Fast forward to today, and you will find these challenges are still top of mind. With the onset of COVID-19, the race to transform business models in a rapidly evolving digital world has never been a more critical driver to survival. The pandemic has also forced a lot of businesses to rethink how they engage with their customers who increasingly demand a digital customer experience.
The notion of digital transformation is not new. At face value, it is a fundamental business concept in today’s world. However, when you actually start putting the pieces together, many organizations become overwhelmed at the sheer size of the initiative and the ability to convey how it impacts their bottom line in terms of ROI. Another problem? Not everyone agrees about the definition of digital transformation. Look online and you will find a plethora of articles trying to explain what it is and how to successfully achieve it.
The fact is that many organizations have tried to digitally transform their business but ultimately foundered. According to McKinsey, 83% percent of transformation projects fail. Many underwent campaigns with huge investments with the hope of transforming their business model, but instead ended up spending hundreds of thousands of dollars on changing a bunch of systems.
Digital transformation failure has been caused by two things. First, many companies have treated it like a one-shot project with a beginning and end – believing that once completed, the business would be positioned for success in tomorrow’s hyper-competitive landscape. But consumer demands are constantly evolving, and digital transformation must be approached as a journey with no end – an iterative process that evolves over time.
Second, many companies equate digital transformation to a simple process change, such as digitizing a piece of the business. In doing this, companies are likely missing four key elements to their digital transformation projects.
- Customer experience: Digital transformation begins with how you engage with your customer. During COVID-19, this has never been a more important factor. Not only has the use of digital channels increased, but the ability to leverage digital and traditional channels to meet ever-evolving, fluid customer needs is just as important. This brings about a need for a partner with a solid experiences practice that can help a company analyze its CX and ensure their frontend is in order.

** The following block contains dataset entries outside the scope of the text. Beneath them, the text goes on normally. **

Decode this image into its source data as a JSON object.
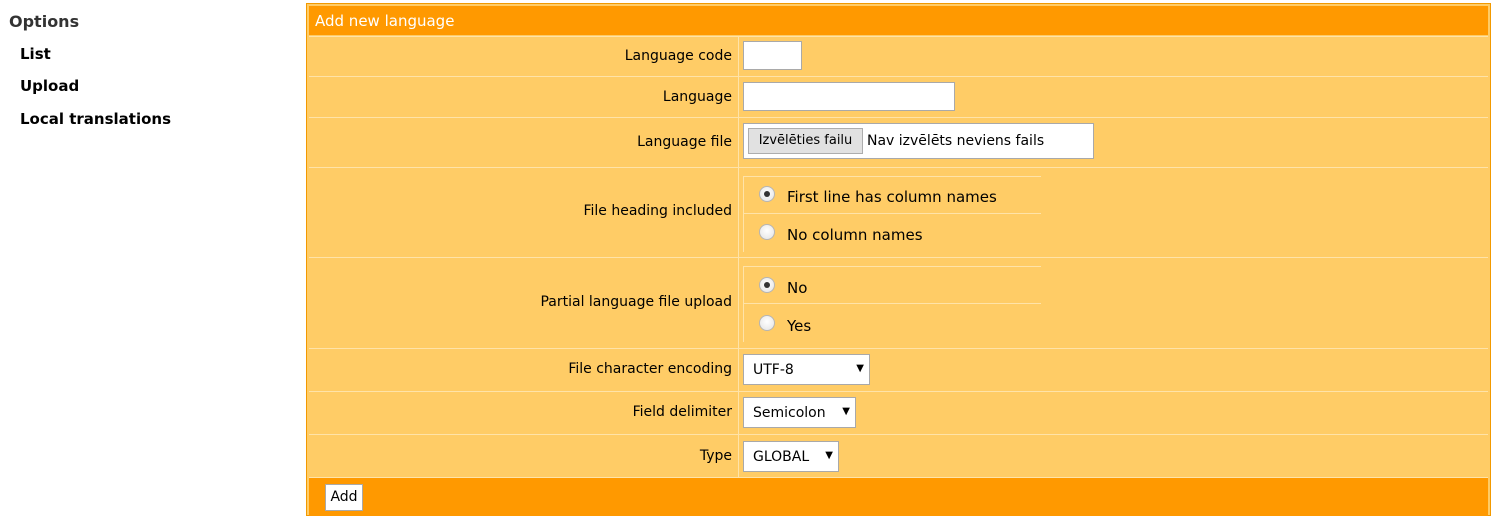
{
  "sidebar": {
    "title": "Options",
    "links": [
      "List",
      "Upload",
      "Local translations"
    ]
  },
  "form": {
    "heading": "Add new language",
    "language_code": {
      "label": "Language code",
      "value": ""
    },
    "language": {
      "label": "Language",
      "value": ""
    },
    "language_file": {
      "label": "Language file",
      "button": "Izvēlēties failu",
      "status": "Nav izvēlēts neviens fails"
    },
    "file_heading": {
      "label": "File heading included",
      "options": [
        "First line has column names",
        "No column names"
      ],
      "selected": "First line has column names"
    },
    "partial_upload": {
      "label": "Partial language file upload",
      "options": [
        "No",
        "Yes"
      ],
      "selected": "No"
    },
    "encoding": {
      "label": "File character encoding",
      "value": "UTF-8"
    },
    "delimiter": {
      "label": "Field delimiter",
      "value": "Semicolon"
    },
    "type": {
      "label": "Type",
      "value": "GLOBAL"
    },
    "submit_label": "Add"
  },
  "colors": {
    "header": "#ff9900",
    "panel": "#ffcc66",
    "border": "#ffe3a8"
  }
}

- Backend operations: An effective frontend is only as effective as its back-end, and this involves analyzing the network systems in place. It’s necessary to put in place a fully data-driven BSS and OSS with lower touch systems to address the full network stack. This includes elements such as the ability to properly manage revenue, billing systems, and further monetize the customer base and operations, as well as the ability to quickly launch new products and services.
- Partnerships: Companies face strong headwinds in terms of identifying new revenue streams and fending off competition; COVID-19 only increased these challenges. Companies have to be nimble and focused on their business portfolio, what they offer, how they offer it and how they differ from their competitors. Partnerships help with these challenges. Done right, partners can help deliver the scale and transparency needed to drive profitable growth and obtain market share. The ability to diversify products and offer complementary services through partnerships helps customers to obtain comprehensive solutions to complex problems that may require relationships with multiple sources – a key differentiator in and of itself.
- An interoperable cloud-based environment: Companies need to enter into their digital transformation effort with a cloud-first mentality. Moving network operations to the cloud brings a plethora of benefits, including reduced network costs, scalability, enhanced security, control and a competitive edge. However, an effective cloud strategy needs to properly address interoperability – especially when partners are involved – to ensure the network is working in tandem and in sync.
Many of the same business challenges pre-pandemic still exist – COVID-19 just expedited the need to address them, and as a result, created a competitive gap between companies that continually invest in innovation and those that do not. Successful companies embrace the fact that digital transformation is not a project that lasts a few years. The challenge now exists to accelerate this evolution during a crisis and avoid falling behind in today’s highly competitive landscape. Those companies that embrace the challenge and prevail will become the leaders of tomorrow.